Se conocen como entuertos y se deben a las contracciones uterinas producidas tras el parto. Estas contracciones garantizan la evacuación del útero de restos hemáticos (sangre) y de algunas membranas. El útero, como ya se explicó anteriormente, es un órgano de 70 gramos que al final del embarazo llega a pesar 1.100 gramos. Por tanto, la vuelta del útero a su tamaño habitual la conseguirá mediante las contracciones. Es el llamado proceso de involución uterina (este órgano vuelve a su ser, aunque será algo más grande que al principio).

Los entuertos son contracciones uterinas cuyo objetivo es devolver a su tamaño normal a este órgano en el que se ha desarrollado el feto hasta el momento del alumbramiento. El útero debe recuperar su tamaño normal, y además debe colapsar los vasos sanguíneos sangrantes que surgieron durante el embarazo para nutrir a la placenta después de su expulsión tras haber dado a luz. Esto hace que, aunque resulten molestos para la madre, los entuertos postparto resulten muy útiles para reducir el sangrado de forma progresiva hasta su total desaparición durante el puerperio o cuarentena.

Los entuertos son contracciones uterinas que ocurren después del parto para ayudar al útero a volver a su tamaño y posición normal. Los entuertos pueden ser más intensos durante los primeros días después del parto y luego disminuir gradualmente a medida que el útero se contrae.

Además, la mujer observará que cuando pone a mamar al bebé el útero se contrae, produciendo dolor abdominal y un pequeño sangrado. Las mujeres que ya han tenido más hijos (multíparas) o las que han tenido gemelos o trillizos tiene un útero más grande y más distendido y por tanto las contracciones serán más intensas y más frecuentes. También suelen doler más estas contracciones tras una cesárea. Si los "entuertos" son muy dolorosos se puede tomar un analgésico.

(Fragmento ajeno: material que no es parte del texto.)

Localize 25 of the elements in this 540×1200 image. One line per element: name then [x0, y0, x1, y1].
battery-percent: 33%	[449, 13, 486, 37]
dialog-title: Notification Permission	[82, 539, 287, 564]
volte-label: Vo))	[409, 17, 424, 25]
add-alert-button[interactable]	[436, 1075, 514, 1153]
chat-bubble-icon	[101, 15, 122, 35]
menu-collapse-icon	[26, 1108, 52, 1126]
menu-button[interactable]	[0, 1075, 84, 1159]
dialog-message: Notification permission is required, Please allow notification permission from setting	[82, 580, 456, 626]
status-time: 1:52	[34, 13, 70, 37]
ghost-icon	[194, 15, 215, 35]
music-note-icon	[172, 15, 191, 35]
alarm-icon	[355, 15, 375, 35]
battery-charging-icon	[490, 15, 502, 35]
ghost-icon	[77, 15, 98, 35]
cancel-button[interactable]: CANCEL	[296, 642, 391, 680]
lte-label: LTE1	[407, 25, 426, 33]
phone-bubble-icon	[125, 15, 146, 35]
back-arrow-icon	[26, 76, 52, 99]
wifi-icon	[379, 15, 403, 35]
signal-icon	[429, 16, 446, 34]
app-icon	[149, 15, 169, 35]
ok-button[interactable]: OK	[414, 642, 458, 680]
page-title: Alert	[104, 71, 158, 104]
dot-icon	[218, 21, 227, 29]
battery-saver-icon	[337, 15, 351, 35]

Es normal que muchas mujeres sientan este tipo de contracciones uterinas mientras amamantan a sus hijos, y la explicación es sencilla: el organismo libera oxitocina por estímulo de la succión mamaria. La oxitocina ayuda a la eyección de la leche y provoca contracciones uterinas que ayudan al útero a volver a su tamaño normal (involución uterina). Muchas madres primerizas no notan este tipo de molestias tras su primer embarazo, y las que lo hacen suelen sufrirlas durante los primeros días de cuarentena, pero notar un alivio tras ellos. Sin embargo, es común que los entuertos se vuelvan más dolorosos tras posteriores embarazos, y la causa de esto es que el útero está más distendido y, por tanto, requeriere de más contracciones para recuperar su tamaño original. Además, también es habitual que estos entuertos postparto sean más molestos si ha tenido que realizarse una cesárea, ya que a los dolores naturales de las contracciones uterinas hay que sumar el hecho de que ha tenido que realizarse una incisión en el tejido muscular del útero que está en pleno proceso de cicatrización.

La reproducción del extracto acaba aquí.